Caminar despacio por las calles. XIII

" A los juegos intelectuales más poderosos del hombre los hemos llamado imaginación y memoria, dirigido uno al mundo de lo posible y el otro al que ya se ha desvanecido. Pero ambos juegos se entremezclan en la lucha humana contra el tiempo, en la palabra que detiene, en el poema. Si en la danza el cuerpo se vierte hacia el mundo, el poema recoge la cosecha de voces sembrada por el silencio.
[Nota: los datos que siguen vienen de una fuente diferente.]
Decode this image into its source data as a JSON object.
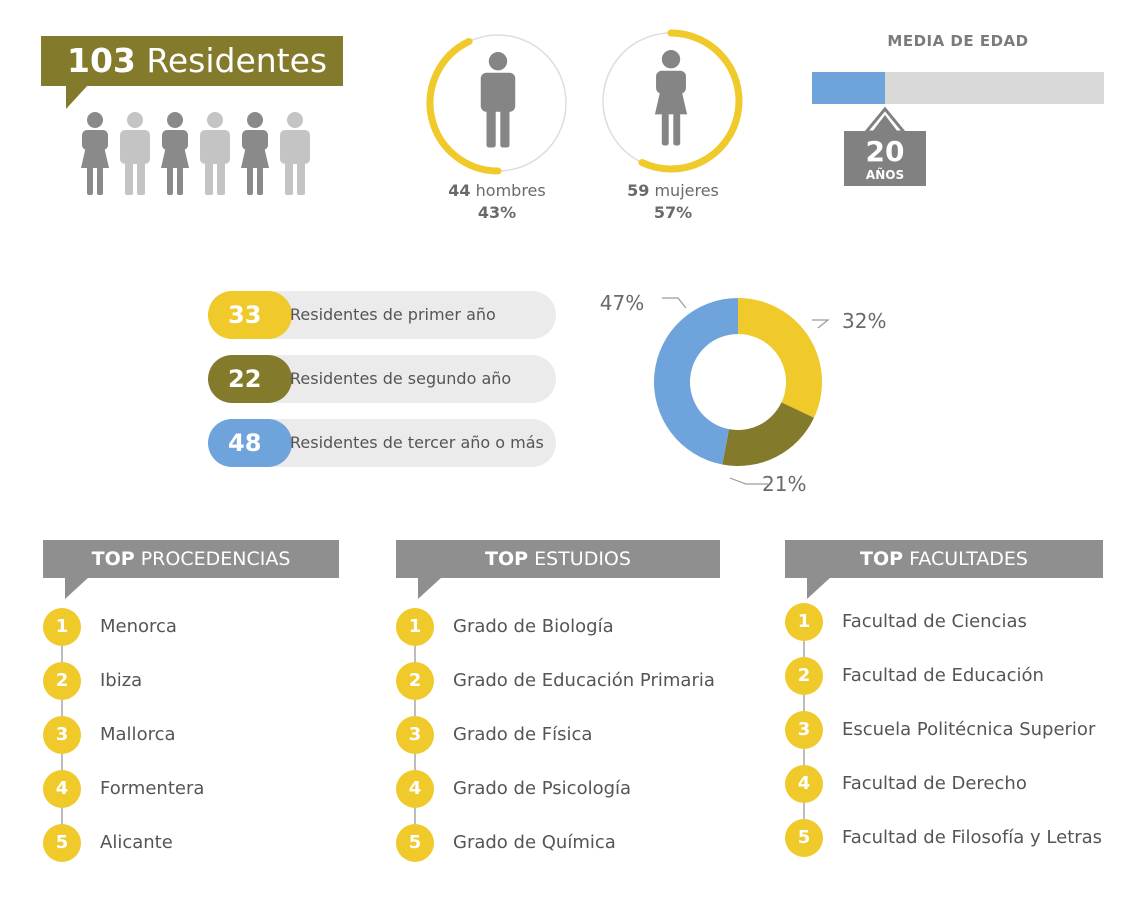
{
  "colors": {
    "olive": "#847a2b",
    "yellow": "#f0c92a",
    "blue": "#6fa3dc",
    "gray": "#8f8f8f",
    "light_gray": "#ebebeb"
  },
  "header": {
    "count": "103",
    "label": "Residentes"
  },
  "people_icons": [
    "female",
    "male",
    "female",
    "male",
    "female",
    "male"
  ],
  "gender": {
    "male": {
      "count": "44",
      "label": "hombres",
      "percent": "43%",
      "share": 0.43
    },
    "female": {
      "count": "59",
      "label": "mujeres",
      "percent": "57%",
      "share": 0.57
    }
  },
  "age": {
    "title": "MEDIA DE EDAD",
    "value": "20",
    "unit": "AÑOS",
    "bar_fill": 0.25
  },
  "years": [
    {
      "count": "33",
      "label": "Residentes de primer año",
      "color": "#f0c92a"
    },
    {
      "count": "22",
      "label": "Residentes de segundo año",
      "color": "#847a2b"
    },
    {
      "count": "48",
      "label": "Residentes de tercer año o más",
      "color": "#6fa3dc"
    }
  ],
  "chart_data": {
    "type": "pie",
    "categories": [
      "Residentes de primer año",
      "Residentes de segundo año",
      "Residentes de tercer año o más"
    ],
    "values": [
      32,
      21,
      47
    ],
    "labels": [
      "32%",
      "21%",
      "47%"
    ],
    "colors": [
      "#f0c92a",
      "#847a2b",
      "#6fa3dc"
    ],
    "donut": true
  },
  "top_lists": [
    {
      "head_bold": "TOP",
      "head_rest": "PROCEDENCIAS",
      "items": [
        "Menorca",
        "Ibiza",
        "Mallorca",
        "Formentera",
        "Alicante"
      ]
    },
    {
      "head_bold": "TOP",
      "head_rest": "ESTUDIOS",
      "items": [
        "Grado de Biología",
        "Grado de Educación Primaria",
        "Grado de Física",
        "Grado de Psicología",
        "Grado de Química"
      ]
    },
    {
      "head_bold": "TOP",
      "head_rest": "FACULTADES",
      "items": [
        "Facultad de Ciencias",
        "Facultad de Educación",
        "Escuela Politécnica Superior",
        "Facultad de Derecho",
        "Facultad de Filosofía y Letras"
      ]
    }
  ]
}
Al fondo del escenario permanece la oscuridad, pero más acá de la oscuridad surge el reguero de centellas al que hemos llamado historia. 
El poema es la memoria profunda de la historia, de la del mundo y de la de cada uno de nosotros. De ahí que la musa que dirige las artes en la mitología clásica sea Mnemosine, que representa a la memoria. De ahí también que, de manera muy temprana, el hombre haya relacionado el juego, la memoria y el poema con esta musa y, siguiendo esta tradición, diversas voces modernas, entre ellas la de Baudelaire, hayan visto al poeta como un maestro de la memoria o que Hölderlin, Rilke y luego también Heidegger hayan querido ver el poema como la fundación del mundo frente al tiempo o frente a su transcurrir cotidiano. 
En consecuencia, lo que nosotros denominamos "literatura" serían los viajes de la imaginación a través de la memoria o de las memorias, tanto del ámbito colectivo como del ámbito individual. En este viaje encontramos también una concordancia entre lo que sería la memoria y el origen del hecho literario. 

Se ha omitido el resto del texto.